Precious but unpretentious., the project delivered in January 2014 by David Devaux and Fassio-Viaud for the municipality of Île-Saint-Denis is the new home for two cultural facilities: the Elsa Triolet-media library and the arts center Frida Kahlo. In a chaotic environment, he participates in the restructuration of the city center and articulates with flexibility the needs of both structures for different audiences within an object drawn as a “secret box”.
L’Île-Saint-Denis (93) is one of the towns promised to a bright future by the « Grand Paris » development plan. The town of 7,000 inhabitants, one of the poorest in Île-de-France, can also rely on the Plaine Commune urban community to develop its infrastructure.
In a fabric marked by the predominance of the last century pavilions, glazed seamlessly with the imposing volumes of collective housing buildings, the new building of the Town Hall Square sets the tone. This equipment is part of the dual dynamic renewal of the city center of Île-Saint-Denis with the arrival of the tramway. Combining two structures within a single envelope, it welcomes the new Elsa Triolet-media library and the municipal art school Frida Kahlo. Both programs are similar but their specific audiences: the library is part of a network developed by the urban community, the arts school is created at the initiative of the municipality, who wishes to bring together within a same place multiple formations hitherto scattered. The network of Plaine Commune media allows residents of all municipalities in the metropolitan area to attend and borrow in each as in a municipal library. The arts school Frida Kahlo gathers classrooms and music practice, drawing and dancing until then dispersed.
For the teams that designed the building, David Devaux architects associated with Fassio-Viaud, the challenge is to implement a project “two in one”: both public building and on school enrollment. The two devices are as distinct in their programs and in their access, their relation to public space and their users. How to isolate each one without partitioning the building? The size of the site and the surfaces of each of the devices (800 m2 each) requires programs overlay, and the presence of water does not permit the building basement.
These are therefore distributed over three levels. On the ground floor, the reading room and lending areas of the library overlooking the square. The school of art has a specific entrance, which leads directly to middle level (where the library offices rub the school’s lobby). This central level is the common articulation for both facilities: a large terrace and a entertainment room – attached to the library but can be used by the art school.

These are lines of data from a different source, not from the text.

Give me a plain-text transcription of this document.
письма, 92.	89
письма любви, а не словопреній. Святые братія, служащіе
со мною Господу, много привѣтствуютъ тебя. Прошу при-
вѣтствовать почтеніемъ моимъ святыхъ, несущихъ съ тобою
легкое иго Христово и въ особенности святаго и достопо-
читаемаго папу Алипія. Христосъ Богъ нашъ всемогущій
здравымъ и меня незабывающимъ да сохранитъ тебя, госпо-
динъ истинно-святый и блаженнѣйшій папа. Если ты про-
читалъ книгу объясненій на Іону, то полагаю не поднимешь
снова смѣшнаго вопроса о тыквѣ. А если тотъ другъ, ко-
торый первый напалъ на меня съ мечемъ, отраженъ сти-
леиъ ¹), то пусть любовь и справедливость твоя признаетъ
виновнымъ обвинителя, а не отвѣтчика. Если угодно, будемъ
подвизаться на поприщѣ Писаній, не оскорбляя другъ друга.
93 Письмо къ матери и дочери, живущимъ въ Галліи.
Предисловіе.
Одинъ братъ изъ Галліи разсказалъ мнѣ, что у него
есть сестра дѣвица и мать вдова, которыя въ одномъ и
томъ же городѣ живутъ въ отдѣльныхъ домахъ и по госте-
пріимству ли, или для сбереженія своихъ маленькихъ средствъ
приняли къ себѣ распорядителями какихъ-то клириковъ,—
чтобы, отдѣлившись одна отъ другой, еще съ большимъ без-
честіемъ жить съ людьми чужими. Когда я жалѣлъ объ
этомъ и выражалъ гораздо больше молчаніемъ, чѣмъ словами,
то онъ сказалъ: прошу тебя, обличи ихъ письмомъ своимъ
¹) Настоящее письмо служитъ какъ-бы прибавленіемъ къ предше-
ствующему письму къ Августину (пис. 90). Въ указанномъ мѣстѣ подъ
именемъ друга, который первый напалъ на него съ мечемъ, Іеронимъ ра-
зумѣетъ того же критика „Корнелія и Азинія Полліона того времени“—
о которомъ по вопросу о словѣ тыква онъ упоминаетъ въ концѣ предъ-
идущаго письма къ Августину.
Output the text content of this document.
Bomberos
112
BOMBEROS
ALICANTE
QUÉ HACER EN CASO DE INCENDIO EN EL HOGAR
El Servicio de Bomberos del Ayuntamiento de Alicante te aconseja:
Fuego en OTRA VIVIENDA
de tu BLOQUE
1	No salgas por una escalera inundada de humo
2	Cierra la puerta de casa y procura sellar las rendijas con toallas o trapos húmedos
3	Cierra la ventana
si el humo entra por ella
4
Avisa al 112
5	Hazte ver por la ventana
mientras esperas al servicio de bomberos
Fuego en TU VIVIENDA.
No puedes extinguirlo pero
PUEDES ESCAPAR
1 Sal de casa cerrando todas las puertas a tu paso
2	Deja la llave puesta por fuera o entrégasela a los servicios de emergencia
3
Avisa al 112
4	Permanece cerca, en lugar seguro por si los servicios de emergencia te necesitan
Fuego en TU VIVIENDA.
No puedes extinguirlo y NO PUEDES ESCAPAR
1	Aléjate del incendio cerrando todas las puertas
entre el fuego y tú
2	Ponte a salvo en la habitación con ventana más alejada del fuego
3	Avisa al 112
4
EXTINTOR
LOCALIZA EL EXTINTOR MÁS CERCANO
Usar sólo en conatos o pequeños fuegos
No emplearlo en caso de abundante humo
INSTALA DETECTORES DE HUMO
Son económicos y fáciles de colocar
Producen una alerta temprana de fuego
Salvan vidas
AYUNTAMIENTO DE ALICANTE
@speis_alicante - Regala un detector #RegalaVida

Perfectly defined as a room, the terrace only misses strcuture and glass enclosure.
The overhang is a floating continuity of thé Inside functions. Music practice rooms, drawing and dance and related spaces (dressing rooms, control room …) are located on the last level.
This distribution takes advantage of specific features as constraints of the two devices: open to the Town Hall Square, the library has its attendance and contribute to its animation. Directly accessible from the plazza, the Library exhibits its contain. The art school, which requires prior registration, is better suited for higher implantation, especially as its program can be split over two levels. The terrace of R + 1 is designed as a “high spot” defined without programming, it can accommodate multiple uses and also allows users to mix.
The successful marriage of the two structures through a materiality that blurs pins from the outside. From the first sketches, inlay is set as a plastic and aesthetic reference. The idea was to to compensate the heterogeneity of the site by a small well-kept architectural object. In this heterogeneous environment, the building creates its own formal reference, a tone to match its public mission. Designed as a “puzzle box”, it has large larch dressed facades alternating with large widows highlighting the interior spaces. Thèse larges baywindows are framed by a painted steel cladding that contrasts and complements the hues of wood. Inside, panels of similar larch prolonges the visitor’s immersion in a setting that is both structured and ambiguous.